I am recently diagnosed with stage 4 pancreatic adenocarcinoma that has metastasized to my liver and other places.
I’m reading lots about this disease and haven’t even started chemo yet.
But, since I’m in palliative care, my thoughts alternate between many years of remission to short term fatal illness. I feel compelled to get my affairs in order but I don’t dwell on an early death often.
I share everything with my wife of 33 years but I do worry that as she becomes my caregiver, I may overburden her with my feelings.
Maybe I will be able to teach this fall? Maybe not. How much will I be able to do with chemo? Will I end up going to ER with complications? How do we continue with one income? I am a band and Career and TEch Ed. Teacher and I LOVE teaching. It is more than my job, it is part of who I am. I believe in relationships so I work hard on building them with my peers and my students. Our school is k-12 of 180 kids so summer small…hence wearing 2 hats.
Not being able to teach means there will be no band or CTE classes as the teacher shortage is much worse than the media portrays. I already feel the guilt of things I may not be able to do; Someday, hold a grandchild, give advice to my grown sons like my dad did for me. Take my boys fishing…
Dealing with the guilt of letting all my students down(though completely irrational I know) is something I think about.
Losing weight and becoming weaker…how my kids will see me. How my wife will eventually have to bury me. How we won’t be able to grow old together.
Everything is still so new and raw. I like to think I am at peace for me, but how it will affect everyone else is what hurts.
I am 55 and in very good health and am going to try to do some clinical trials along with my chemo. We live 380 miles from Mayo in Rochester so that is where I will go except for regular chemo.
I don’t know if I should look to a therapist (I used one several years ago when bad bosses pushed me over the edge) to talk to because no one around me in my small town of 700 has this disease or anything like it.
My family and my wife’s family have been wonderful, but I dont want to be that person that has to always talk about the cancer. I want normal stuff when we visit.

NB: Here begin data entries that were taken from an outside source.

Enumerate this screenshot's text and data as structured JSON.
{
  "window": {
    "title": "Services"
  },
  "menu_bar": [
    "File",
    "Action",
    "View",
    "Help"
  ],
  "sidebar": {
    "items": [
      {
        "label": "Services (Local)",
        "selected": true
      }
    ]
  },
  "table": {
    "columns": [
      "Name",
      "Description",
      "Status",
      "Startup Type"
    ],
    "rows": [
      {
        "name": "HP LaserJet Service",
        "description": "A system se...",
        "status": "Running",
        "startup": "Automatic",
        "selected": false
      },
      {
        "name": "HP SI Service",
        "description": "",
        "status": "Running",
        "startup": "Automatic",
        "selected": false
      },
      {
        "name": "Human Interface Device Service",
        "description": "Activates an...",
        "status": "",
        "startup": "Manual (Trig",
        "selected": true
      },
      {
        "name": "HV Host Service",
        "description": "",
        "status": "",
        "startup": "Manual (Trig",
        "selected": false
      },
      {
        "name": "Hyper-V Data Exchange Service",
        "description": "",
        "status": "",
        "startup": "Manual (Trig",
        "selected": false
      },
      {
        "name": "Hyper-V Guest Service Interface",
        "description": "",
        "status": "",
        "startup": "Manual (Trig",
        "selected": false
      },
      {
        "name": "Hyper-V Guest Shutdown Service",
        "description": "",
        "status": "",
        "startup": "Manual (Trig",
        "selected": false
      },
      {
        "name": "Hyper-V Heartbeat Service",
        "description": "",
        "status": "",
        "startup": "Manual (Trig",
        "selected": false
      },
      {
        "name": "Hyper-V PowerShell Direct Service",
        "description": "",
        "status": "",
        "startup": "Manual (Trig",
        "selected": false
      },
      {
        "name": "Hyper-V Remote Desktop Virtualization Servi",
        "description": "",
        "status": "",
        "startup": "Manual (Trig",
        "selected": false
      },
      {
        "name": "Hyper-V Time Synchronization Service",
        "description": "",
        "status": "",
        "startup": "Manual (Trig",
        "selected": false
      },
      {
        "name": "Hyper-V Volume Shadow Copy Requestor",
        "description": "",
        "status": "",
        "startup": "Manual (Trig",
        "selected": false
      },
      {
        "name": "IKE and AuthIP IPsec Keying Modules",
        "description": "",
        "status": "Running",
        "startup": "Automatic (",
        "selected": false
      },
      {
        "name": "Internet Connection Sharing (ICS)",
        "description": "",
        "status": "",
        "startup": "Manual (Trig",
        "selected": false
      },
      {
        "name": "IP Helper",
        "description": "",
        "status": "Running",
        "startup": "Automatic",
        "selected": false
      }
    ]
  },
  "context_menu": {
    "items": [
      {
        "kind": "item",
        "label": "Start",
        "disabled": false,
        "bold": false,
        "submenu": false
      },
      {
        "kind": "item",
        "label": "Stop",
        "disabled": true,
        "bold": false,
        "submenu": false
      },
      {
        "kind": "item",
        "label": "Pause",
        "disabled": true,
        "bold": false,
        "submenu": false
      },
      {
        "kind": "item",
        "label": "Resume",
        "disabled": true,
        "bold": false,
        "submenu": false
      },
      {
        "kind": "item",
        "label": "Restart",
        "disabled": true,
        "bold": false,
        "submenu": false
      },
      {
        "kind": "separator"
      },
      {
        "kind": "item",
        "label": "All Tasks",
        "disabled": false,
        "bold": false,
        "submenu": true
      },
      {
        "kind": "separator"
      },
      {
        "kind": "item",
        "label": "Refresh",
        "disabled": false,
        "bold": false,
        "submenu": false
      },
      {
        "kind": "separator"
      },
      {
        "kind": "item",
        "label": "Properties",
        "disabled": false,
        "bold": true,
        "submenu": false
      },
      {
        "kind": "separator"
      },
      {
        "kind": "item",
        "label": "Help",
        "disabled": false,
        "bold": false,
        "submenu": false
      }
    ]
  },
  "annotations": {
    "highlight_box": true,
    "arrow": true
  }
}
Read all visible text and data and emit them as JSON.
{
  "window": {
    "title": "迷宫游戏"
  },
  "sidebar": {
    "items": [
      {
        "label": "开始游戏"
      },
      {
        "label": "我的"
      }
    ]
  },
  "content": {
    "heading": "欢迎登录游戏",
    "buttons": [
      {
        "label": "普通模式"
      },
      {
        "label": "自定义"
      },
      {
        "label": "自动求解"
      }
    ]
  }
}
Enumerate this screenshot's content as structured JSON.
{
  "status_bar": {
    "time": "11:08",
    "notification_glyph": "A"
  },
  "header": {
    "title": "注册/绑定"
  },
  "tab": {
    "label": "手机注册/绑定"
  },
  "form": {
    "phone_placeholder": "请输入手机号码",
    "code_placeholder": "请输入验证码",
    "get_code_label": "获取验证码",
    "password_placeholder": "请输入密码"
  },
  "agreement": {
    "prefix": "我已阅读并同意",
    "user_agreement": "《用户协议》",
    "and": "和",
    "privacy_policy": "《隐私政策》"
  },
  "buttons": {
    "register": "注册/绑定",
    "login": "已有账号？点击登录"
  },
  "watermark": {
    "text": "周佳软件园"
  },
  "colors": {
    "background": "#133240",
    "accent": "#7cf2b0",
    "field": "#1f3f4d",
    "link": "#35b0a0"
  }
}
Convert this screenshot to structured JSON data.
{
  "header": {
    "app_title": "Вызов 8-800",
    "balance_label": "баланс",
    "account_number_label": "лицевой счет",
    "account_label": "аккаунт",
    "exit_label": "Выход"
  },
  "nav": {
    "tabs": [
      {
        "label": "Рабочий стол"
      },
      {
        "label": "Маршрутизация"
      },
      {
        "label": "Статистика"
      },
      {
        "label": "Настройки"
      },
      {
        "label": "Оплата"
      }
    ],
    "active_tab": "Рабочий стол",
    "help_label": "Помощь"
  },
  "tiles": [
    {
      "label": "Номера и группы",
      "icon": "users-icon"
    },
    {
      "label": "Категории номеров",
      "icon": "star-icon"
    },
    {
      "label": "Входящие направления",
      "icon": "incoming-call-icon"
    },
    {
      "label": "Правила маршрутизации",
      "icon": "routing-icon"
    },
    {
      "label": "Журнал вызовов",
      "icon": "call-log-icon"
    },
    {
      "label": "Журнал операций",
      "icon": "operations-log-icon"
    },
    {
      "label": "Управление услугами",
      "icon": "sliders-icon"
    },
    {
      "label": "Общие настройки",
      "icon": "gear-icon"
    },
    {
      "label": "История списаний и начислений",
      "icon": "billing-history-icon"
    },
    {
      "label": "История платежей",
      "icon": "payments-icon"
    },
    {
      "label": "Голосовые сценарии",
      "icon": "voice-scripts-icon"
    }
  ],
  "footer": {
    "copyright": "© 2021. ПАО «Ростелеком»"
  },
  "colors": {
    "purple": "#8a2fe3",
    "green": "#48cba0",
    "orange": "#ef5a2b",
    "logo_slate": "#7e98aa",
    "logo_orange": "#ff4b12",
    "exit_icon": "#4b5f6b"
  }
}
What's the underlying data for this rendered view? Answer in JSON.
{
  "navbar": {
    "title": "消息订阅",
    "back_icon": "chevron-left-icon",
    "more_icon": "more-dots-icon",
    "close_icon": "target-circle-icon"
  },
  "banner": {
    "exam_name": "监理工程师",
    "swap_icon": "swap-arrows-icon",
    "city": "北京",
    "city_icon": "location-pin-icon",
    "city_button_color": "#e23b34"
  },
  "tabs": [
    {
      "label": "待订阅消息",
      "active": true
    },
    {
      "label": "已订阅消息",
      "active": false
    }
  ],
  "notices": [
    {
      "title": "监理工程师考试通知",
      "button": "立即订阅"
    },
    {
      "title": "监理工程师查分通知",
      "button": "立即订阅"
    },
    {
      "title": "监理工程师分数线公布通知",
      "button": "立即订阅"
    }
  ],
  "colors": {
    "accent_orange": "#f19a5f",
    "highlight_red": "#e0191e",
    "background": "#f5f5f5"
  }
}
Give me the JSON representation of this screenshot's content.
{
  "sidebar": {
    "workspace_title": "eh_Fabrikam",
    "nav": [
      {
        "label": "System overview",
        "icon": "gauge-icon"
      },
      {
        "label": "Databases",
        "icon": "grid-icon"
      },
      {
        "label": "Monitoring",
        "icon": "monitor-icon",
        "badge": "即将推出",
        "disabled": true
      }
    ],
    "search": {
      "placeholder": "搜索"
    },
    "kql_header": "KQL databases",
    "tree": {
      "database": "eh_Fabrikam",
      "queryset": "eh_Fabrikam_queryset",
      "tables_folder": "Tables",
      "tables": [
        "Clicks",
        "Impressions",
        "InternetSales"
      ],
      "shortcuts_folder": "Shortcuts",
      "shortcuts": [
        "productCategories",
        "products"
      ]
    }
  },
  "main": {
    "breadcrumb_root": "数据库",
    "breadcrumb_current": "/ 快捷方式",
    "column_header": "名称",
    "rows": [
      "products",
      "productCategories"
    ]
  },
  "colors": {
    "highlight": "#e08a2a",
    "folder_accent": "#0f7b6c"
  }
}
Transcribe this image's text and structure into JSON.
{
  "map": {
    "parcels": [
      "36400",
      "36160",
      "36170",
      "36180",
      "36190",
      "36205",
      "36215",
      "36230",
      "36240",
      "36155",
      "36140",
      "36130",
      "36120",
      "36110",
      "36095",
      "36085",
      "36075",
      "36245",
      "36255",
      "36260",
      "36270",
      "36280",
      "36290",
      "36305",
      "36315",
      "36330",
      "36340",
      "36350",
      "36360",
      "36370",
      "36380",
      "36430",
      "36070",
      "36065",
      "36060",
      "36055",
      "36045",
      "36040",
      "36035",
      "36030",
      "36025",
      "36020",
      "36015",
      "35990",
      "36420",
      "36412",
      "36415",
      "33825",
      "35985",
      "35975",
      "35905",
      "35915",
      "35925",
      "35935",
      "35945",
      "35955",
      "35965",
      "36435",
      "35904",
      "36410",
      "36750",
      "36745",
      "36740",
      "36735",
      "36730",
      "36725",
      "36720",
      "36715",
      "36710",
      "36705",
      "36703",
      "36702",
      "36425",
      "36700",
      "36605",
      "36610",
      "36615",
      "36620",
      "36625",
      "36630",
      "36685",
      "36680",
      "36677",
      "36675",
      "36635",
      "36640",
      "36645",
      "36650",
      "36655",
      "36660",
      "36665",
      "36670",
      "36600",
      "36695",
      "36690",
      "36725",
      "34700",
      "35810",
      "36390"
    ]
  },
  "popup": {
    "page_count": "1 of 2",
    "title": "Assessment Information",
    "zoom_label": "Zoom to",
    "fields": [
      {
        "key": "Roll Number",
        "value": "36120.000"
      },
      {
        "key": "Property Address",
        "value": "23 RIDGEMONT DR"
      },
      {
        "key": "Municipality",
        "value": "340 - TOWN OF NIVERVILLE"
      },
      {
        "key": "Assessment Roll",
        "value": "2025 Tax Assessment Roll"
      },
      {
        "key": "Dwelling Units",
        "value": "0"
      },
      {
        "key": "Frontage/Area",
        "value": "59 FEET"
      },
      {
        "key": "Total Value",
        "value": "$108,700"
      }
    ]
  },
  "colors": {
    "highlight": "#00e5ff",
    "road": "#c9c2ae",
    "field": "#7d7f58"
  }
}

Anyway, I go back tomorrow for a 2nd attempt at liver biopsy. Ct guided this time as tumors are so small. Then the port gets put in. Once that is in I feel like if I have denial, it will go away.
The crazy part is I feel completely fine. They found the cancer because I got pancreatitis. There weren’t even looking for it. I thought it was a complete gift to catch it early…only to find it had moved to my liver and lymph nodes and possibly in my thyroid as well. So much hopes going up then pushed way down. It’s a roller coaster and I hate roller coasters.
My wife and I are planners and this has shattered our ability to make plans.
Did I mention that we gutted our kitchen a week before the cancer diagnosis? I was going to do some of the work to save $$. Thankfully, small town contractor whose kid I teach will add that to what he was already going to do.
They are working really hard to get things put together before I start chemo so I have a place to crash(we are living in our basement now.)
As I reread this I can see how jumpy my thoughts are. I do type them out in a google doc for my benefit and so my wife can read them someday. Thanks for letting me get this off my chest. It makes me feel a bit better talking with people that will get it.
I can relate to a lot of what you said. Cancer has taught me a lot, most of which I never wanted to know. But, I learned that the real me isn't the physical me. To the folks that care about me, and they aren't always in my daily life, it is the positive impact that I have had on them. Ever have a student, now an adult, bump into you and thank you for helping them through something? Do you always remember? It is ok if you don't. They do. I commend you for bearing your soul. That takes courage. But, letting it out helps you mentally and emotionally prepare for what tomorrow brings. None of us know what that is. Also, if a student, once a student always a student, wants to open a door for you in a physical moment of weakness, let he or she. It is their way of saying thank you. Allow yourself that moment. You earned it.